Elles sont majoritaires à la sortie des écoles de design. Puis elles semblent disparaître. Où sont les femmes designers ?

Combien de femmes designers travaillent chez le plus important bureau de design industriel au Québec ? « Je n'en ai aucune ! déplore Mario Gagnon, président d'Alto Design. Même si je veux les privilégier à l'embauche, il n'y en a pas ! »

Également président de l'Association des designers industriels du Québec (ADIQ), Mario Gagnon donne des ateliers aux étudiants de troisième année en design industriel, à l'Université de Montréal. « Je dis aux filles : vous n'avez pas idée à quel point vous êtes une valeur rare en design industriel ! »

Pour obtenir la vision et la sensibilité d'une femme designer pour la conception de la table de détection du cancer du sein Softscan, pour Advanced Design Technologies, au début des années 2000, il a dû retenir les services d'une consultante d'expérience, Nevenka Prijic. « On n'avait pas de femme ! » lance-t-il.

L'ADIQ compte environ 330 membres, dont à peine 80 femmes. Pourtant, depuis quelques années, la moitié des finissants sont des finissantes. En avril dernier, on comptait 33 femmes sur les 58 nouveaux diplômés en design industriel de l'Université de Montréal.

Intriguée par la question, la jeune designer Marie-Ève Boisclair a battu le rappel de ses collègues finissantes, dans la cohorte 2007 : sur 20 diplômées, six travaillent de près ou de loin en design.

Elle souligne au passage un phénomène intéressant : « À l'université, ceux qui dessinaient de façon exceptionnelle, c'était des gars. » Ils sont attirés par les machins et les machines, et ce sont eux qui se retrouvent dans les bureaux d'étude de design de transport.

Les femmes, de leur côté, font face à un autre problème de conception : « Ce sont elles qui font les bébés », rappelle Marie-Ève Boisclair.

La situation est suffisamment intrigante, sinon préoccupante, pour que l'ADIQ organise une rencontre sur cette question, le 8 juin prochain : Les femmes designers industriels en voie d'extinction : mythe ou réalité ?

De plus larges préoccupations ?

De nombreuses femmes d'expérience s'éloignent de la pratique du design industriel au passage de la quarantaine, observe Mario Gagnon. Il émet une hypothèse : « Je prétends qu'avec le temps, elles se fatiguent de la technique. Quand elles se retirent carrément, c'est une perte. »

Il donne l'exemple de Solange Jacques. Après quatre ans de design dans la gamme des produits préscolaires chez Mega Brands, elle a accédé à un poste de chef de projet, puis de chef d'équipe. À mesure que l'entreprise croissait, elle gagnait en responsabilités, s'éloignant peu à peu de la conception, comme une bouée qui monte avec la marée. Il y a six ans, à l'occasion d'une restructuration chez Mega Brands, elle a élargi ses horizons en joignant une boîte de production vidéo.
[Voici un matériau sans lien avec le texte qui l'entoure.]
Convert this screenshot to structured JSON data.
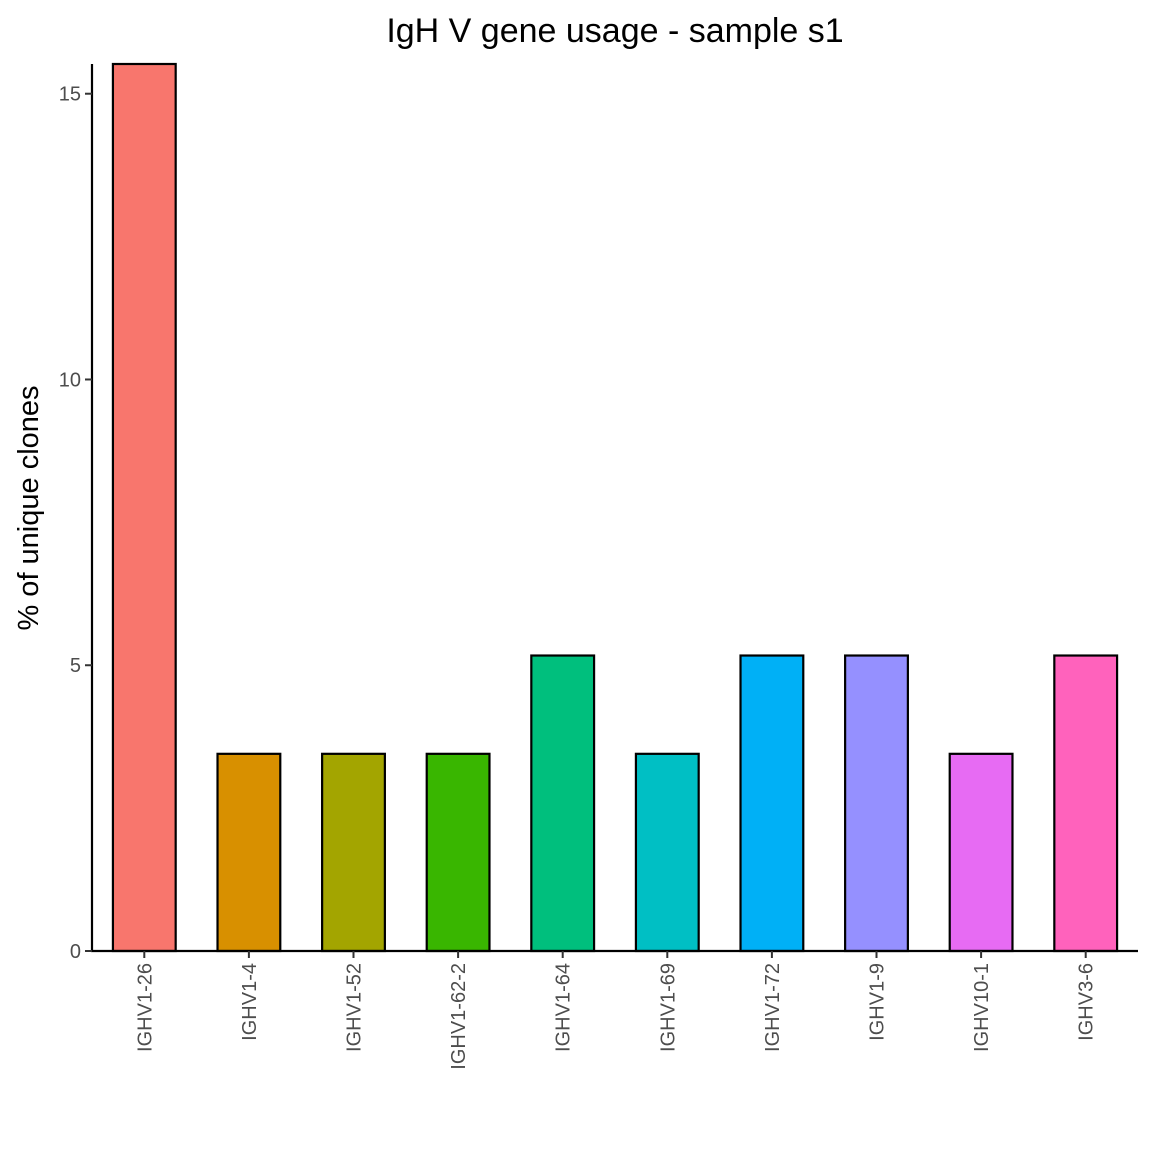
{
  "chart_data": {
    "type": "bar",
    "title": "IgH V gene usage - sample s1",
    "xlabel": "",
    "ylabel": "% of unique clones",
    "categories": [
      "IGHV1-26",
      "IGHV1-4",
      "IGHV1-52",
      "IGHV1-62-2",
      "IGHV1-64",
      "IGHV1-69",
      "IGHV1-72",
      "IGHV1-9",
      "IGHV10-1",
      "IGHV3-6"
    ],
    "values": [
      15.52,
      3.45,
      3.45,
      3.45,
      5.17,
      3.45,
      5.17,
      5.17,
      3.45,
      5.17
    ],
    "colors": [
      "#F8766D",
      "#D89000",
      "#A3A500",
      "#39B600",
      "#00BF7D",
      "#00BFC4",
      "#00B0F6",
      "#9590FF",
      "#E76BF3",
      "#FF62BC"
    ],
    "ylim": [
      0,
      15.52
    ],
    "yticks": [
      0,
      5,
      10,
      15
    ],
    "ytick_labels": [
      "0",
      "5",
      "10",
      "15"
    ],
    "grid": false,
    "legend": "none"
  }
}
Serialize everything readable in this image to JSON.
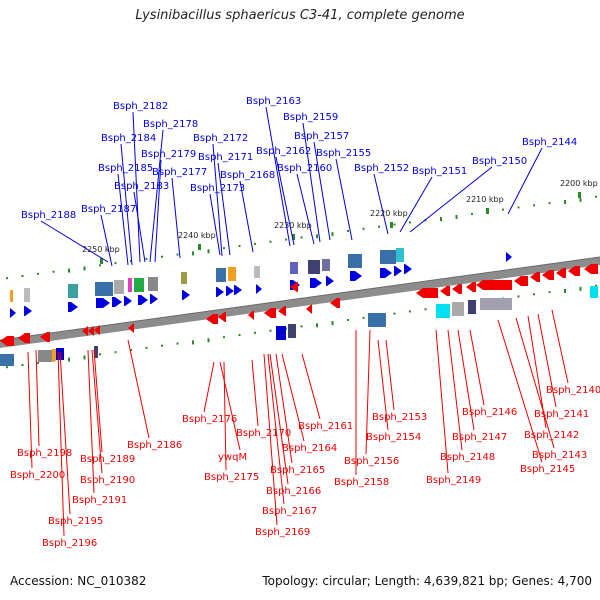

Ce n'était pas le genre à fuir la technologie. « J'aimais beaucoup la technique », assure-t-elle. Mais elle le reconnaît : « Dans mes équipes, les filles préféraient les étapes de créativité, la coloration... »

Les femmes designers industrielles disparaissent ? Elles sont partout, réplique Tatjana Leblanc, professeure à l'École de design industriel de l'Université de Montréal. « Je soupçonne que si on ne les voit plus, c'est que les femmes qui poursuivent en design font très rapidement une carrière », dit-elle.

Leurs préoccupations les éloignent de l'objet pour les rapprocher de l'humain. « Ce que je trouve le plus intéressant, en tant que designer, exprime Tatjana Leblanc, c'est avoir de l'influence au niveau où les décisions se prennent : quel produit développer, quelle fonction offrir, la stratégie de toute une gamme. »

D'autres ont fondé leur propre entreprise pour fabriquer leurs créations. C'est le cas de Nathalie Barcelo, de Jouets Bloko, dont les créatures à assembler, en mousse souple, sont distribuées partout en Amérique. Ou de Caroline Saulnier, qui dès son diplôme obtenu, a fondé Synetik Design, qui conçoit et fabrique des produits ergonomiques.

Elles sont discrètes, mais elles sont là.